Behind it, Clara saw the oddest roses she had ever encountered.

The blooms were true blue, the color of periwinkle and heartbreak.

They were sprawled against the brick, ungainly and beautiful in a way that made her heart lurch.

Something in their imperfect, persistent bloom spoke to her.

A silent echo of her own contradictions, her own fight to be seen on her own terms.

She stepped forward, inspecting the petals. “I did not think blue roses possible.”

“They are not,” he said, voice gone quieter. “These are the result of years of cross-breeding and disappointment. They call it Winfield’s Folly.”

She looked up at him, something in his tone drawing her attention. He watched the roses with a peculiar mixture of pride and regret, as though they were a testament to failed ambition.

“Why show me this?” she asked.

Crispin shrugged, hands in his pockets. “It is beautiful, but everyone walks past it. They prefer perfect ones. But I find the broken ones far more compelling.”

She blinked. “That is either very profound or very pitiful, Lord Oakford.”

“Possibly both,” he said, and for a heartbeat, she wondered if he was speaking of more than roses.

Clara reached out, touching one of the blue blossoms. A thorn caught on her glove and pricked her finger clean through. Blood beaded instantly, vivid as the roses behind her.

She cursed a low, unladylike word. Before she could so much as inspect the damage, Crispin was at her side, a handkerchief already in hand.

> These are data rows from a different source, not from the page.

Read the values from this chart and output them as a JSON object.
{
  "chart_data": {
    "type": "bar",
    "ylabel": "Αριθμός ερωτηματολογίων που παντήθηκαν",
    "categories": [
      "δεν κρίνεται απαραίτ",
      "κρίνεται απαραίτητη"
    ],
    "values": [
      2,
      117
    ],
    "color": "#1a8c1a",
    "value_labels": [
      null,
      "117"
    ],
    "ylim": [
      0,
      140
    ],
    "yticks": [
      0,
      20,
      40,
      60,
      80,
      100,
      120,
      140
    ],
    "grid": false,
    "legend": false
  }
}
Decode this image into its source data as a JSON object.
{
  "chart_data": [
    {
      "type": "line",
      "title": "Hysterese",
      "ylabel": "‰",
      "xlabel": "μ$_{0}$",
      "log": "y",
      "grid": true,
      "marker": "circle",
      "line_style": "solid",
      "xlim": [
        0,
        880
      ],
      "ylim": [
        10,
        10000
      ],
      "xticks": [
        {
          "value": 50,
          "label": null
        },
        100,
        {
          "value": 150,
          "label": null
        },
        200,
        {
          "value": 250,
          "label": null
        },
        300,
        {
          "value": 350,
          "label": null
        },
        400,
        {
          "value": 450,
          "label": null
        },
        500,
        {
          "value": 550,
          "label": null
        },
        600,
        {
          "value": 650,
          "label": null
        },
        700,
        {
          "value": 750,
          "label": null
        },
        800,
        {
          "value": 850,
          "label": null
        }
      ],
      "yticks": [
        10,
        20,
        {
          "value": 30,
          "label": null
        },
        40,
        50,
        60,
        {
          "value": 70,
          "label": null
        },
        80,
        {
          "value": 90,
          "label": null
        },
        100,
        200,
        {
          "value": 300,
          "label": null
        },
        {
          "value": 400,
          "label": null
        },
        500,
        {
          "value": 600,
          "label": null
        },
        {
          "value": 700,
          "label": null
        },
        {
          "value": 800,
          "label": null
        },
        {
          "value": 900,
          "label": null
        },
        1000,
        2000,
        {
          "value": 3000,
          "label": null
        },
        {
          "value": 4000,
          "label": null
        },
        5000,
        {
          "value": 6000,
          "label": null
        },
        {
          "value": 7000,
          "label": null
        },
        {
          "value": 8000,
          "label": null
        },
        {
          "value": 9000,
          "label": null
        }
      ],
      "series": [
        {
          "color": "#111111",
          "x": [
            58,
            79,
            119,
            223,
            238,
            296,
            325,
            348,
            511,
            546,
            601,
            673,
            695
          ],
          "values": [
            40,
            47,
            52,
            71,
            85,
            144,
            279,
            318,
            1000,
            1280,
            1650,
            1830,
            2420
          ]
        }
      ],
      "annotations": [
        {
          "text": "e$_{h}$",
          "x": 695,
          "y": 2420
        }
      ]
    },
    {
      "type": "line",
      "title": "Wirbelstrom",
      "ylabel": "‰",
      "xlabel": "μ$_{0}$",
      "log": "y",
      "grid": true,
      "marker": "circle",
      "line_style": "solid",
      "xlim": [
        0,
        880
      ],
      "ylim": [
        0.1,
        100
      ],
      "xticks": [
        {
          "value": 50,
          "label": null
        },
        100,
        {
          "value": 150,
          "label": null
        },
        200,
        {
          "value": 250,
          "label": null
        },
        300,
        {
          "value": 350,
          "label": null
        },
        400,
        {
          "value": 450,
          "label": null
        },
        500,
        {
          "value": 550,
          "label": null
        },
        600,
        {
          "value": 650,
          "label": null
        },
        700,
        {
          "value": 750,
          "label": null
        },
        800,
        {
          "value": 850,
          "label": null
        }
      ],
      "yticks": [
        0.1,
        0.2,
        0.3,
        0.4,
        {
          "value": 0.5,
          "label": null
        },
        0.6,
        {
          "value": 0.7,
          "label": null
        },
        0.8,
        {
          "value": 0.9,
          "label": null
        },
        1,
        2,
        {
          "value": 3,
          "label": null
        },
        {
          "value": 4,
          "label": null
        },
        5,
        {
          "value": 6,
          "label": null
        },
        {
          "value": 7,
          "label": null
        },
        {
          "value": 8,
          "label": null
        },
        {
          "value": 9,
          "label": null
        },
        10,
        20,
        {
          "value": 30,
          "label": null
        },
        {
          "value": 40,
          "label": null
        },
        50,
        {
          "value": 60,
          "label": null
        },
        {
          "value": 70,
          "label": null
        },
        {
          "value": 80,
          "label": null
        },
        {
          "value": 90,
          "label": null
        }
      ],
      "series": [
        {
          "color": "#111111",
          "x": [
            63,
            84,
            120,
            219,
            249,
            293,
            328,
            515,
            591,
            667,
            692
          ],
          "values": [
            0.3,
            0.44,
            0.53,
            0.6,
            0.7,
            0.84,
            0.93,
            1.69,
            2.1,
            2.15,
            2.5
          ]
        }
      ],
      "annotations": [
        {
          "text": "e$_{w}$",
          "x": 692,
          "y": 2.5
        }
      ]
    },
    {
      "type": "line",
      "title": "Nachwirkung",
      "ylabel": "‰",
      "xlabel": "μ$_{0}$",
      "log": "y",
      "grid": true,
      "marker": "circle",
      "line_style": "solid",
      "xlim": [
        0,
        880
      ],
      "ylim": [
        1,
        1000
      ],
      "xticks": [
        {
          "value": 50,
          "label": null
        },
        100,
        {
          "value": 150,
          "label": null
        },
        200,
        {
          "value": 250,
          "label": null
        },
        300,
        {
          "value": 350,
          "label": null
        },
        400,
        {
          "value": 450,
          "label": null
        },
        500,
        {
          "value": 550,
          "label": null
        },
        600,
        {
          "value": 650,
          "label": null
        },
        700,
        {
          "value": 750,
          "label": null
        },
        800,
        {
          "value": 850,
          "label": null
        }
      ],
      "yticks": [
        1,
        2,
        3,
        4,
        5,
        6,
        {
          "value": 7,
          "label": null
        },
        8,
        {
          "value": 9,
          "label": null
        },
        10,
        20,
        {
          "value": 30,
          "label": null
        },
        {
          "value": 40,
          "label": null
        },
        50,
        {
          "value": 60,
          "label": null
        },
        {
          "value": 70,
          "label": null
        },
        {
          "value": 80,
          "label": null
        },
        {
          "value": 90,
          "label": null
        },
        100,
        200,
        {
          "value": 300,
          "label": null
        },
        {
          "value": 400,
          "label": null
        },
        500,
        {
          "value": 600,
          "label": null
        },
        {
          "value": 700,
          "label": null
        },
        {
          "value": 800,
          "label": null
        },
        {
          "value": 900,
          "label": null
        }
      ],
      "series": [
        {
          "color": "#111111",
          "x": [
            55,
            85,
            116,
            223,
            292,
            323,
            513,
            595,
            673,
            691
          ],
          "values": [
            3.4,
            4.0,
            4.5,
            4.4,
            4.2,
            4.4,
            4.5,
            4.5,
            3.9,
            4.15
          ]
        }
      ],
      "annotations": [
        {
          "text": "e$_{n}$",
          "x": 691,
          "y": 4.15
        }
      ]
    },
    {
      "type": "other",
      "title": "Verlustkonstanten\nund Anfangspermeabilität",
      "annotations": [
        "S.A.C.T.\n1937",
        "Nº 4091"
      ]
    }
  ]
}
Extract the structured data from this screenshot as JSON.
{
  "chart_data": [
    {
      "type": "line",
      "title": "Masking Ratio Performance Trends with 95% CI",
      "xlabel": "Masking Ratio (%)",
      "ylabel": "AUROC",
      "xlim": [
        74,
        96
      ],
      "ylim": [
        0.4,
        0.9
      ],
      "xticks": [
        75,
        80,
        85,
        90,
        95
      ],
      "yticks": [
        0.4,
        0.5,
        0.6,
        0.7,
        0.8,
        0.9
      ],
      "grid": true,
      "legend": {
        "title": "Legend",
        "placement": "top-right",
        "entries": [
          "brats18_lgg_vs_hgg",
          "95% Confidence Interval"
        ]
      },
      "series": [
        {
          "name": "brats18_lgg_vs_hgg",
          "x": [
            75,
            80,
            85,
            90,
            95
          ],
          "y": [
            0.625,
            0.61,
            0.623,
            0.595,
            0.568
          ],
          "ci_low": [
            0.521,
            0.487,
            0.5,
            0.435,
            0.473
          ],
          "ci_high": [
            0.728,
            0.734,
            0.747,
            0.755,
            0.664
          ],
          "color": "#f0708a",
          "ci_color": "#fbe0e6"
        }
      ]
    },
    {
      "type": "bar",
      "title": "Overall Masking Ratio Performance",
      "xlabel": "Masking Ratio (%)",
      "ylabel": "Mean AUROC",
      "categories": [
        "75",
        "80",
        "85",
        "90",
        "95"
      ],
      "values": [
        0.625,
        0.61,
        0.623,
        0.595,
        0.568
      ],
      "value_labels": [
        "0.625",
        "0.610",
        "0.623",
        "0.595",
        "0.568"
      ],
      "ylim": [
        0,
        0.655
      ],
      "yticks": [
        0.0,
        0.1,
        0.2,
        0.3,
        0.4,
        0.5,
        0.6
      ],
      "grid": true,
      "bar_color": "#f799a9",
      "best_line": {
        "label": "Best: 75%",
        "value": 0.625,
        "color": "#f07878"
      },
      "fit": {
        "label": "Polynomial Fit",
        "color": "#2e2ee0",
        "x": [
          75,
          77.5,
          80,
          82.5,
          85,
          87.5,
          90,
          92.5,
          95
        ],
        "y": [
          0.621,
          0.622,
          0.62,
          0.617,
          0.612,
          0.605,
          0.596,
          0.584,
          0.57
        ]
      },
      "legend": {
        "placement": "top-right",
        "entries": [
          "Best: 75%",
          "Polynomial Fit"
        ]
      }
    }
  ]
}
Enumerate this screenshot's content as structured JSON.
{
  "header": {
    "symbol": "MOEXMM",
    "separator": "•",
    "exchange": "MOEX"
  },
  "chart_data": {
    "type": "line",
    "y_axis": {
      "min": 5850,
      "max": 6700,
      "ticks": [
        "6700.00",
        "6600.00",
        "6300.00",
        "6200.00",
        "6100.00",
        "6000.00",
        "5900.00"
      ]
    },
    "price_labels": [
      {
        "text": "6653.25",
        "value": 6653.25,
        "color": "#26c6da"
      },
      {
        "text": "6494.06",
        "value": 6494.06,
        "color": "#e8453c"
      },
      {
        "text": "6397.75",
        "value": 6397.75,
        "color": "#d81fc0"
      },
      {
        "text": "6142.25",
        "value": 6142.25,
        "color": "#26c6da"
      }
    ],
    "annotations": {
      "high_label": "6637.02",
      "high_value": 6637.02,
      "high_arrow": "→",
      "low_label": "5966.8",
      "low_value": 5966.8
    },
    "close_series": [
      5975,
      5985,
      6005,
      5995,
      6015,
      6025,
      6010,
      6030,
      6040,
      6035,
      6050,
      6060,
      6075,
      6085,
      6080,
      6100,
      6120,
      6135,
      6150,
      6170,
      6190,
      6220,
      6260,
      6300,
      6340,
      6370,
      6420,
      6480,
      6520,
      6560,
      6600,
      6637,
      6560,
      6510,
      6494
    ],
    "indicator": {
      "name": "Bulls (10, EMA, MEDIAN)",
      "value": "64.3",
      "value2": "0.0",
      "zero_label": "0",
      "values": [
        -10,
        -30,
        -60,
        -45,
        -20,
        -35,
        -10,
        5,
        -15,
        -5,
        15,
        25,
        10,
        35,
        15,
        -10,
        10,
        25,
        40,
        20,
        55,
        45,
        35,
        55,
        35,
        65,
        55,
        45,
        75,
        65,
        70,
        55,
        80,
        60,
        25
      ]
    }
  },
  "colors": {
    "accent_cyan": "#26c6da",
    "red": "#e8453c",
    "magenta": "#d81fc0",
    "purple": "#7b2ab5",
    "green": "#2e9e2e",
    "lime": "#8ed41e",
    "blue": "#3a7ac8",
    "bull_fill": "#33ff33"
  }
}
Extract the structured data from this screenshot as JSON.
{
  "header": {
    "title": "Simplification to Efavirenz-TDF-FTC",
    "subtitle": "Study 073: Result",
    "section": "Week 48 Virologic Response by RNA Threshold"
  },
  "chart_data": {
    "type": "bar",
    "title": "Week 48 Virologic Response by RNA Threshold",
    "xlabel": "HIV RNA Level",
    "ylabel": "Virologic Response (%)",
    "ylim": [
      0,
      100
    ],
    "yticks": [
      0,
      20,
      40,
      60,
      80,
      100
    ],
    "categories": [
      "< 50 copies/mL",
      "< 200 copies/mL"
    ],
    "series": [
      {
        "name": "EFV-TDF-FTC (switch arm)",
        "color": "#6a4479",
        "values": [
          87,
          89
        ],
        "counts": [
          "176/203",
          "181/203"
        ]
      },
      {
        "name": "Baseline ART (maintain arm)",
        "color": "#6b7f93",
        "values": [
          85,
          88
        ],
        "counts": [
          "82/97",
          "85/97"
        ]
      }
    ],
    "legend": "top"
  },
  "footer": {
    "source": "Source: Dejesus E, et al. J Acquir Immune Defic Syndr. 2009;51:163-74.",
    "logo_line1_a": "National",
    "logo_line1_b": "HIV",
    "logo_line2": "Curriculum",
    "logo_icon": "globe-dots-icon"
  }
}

He wrapped her finger with quick, competent movements, his touch so gentle that it startled her more than the prick itself.

“There,” he said, knotting the cloth with deft fingers. She looked down. The linen square was pale and finely embroidered with a devil’s head monogram in the corner.

“I did not think you capable of first aid,” she said, distracted by the warmth of his hand around hers.

He did not let go. “You would be surprised what I am capable of.”

She met his gaze, blue on blue. Crispin’s hand lingered around hers, thumb tracing a circle just above the pulse in her wrist.

Her breath turned shallow. “You can release me, Lord Oakford. I am not in mortal peril.”

He did not move. “Perhaps I prefer to keep you in suspense.”

Her cheeks flushed. She pulled her hand free, but the gesture was more symbolic than forceful.

They stood in silence, the pause thick and lush as the garden itself.

Crispin tucked the stained handkerchief into his pocket. “You are welcome,” he said, tone mild, as though she were a recalcitrant child he had just saved from a scraped knee.

“I am hardly in your debt,” she replied, but the words rang hollow. Something in her had shifted, a degree or two off axis. She hated him for it, and yet, wanted nothing more than to see what else he might do to unsettle her world.

What the devil was wrong with her?

She stepped back, hands folded tight at her waist. “Thank you. For the assistance.”

“My pleasure, Lady Clara.”

She turned then and began retracing the path back toward the crowd.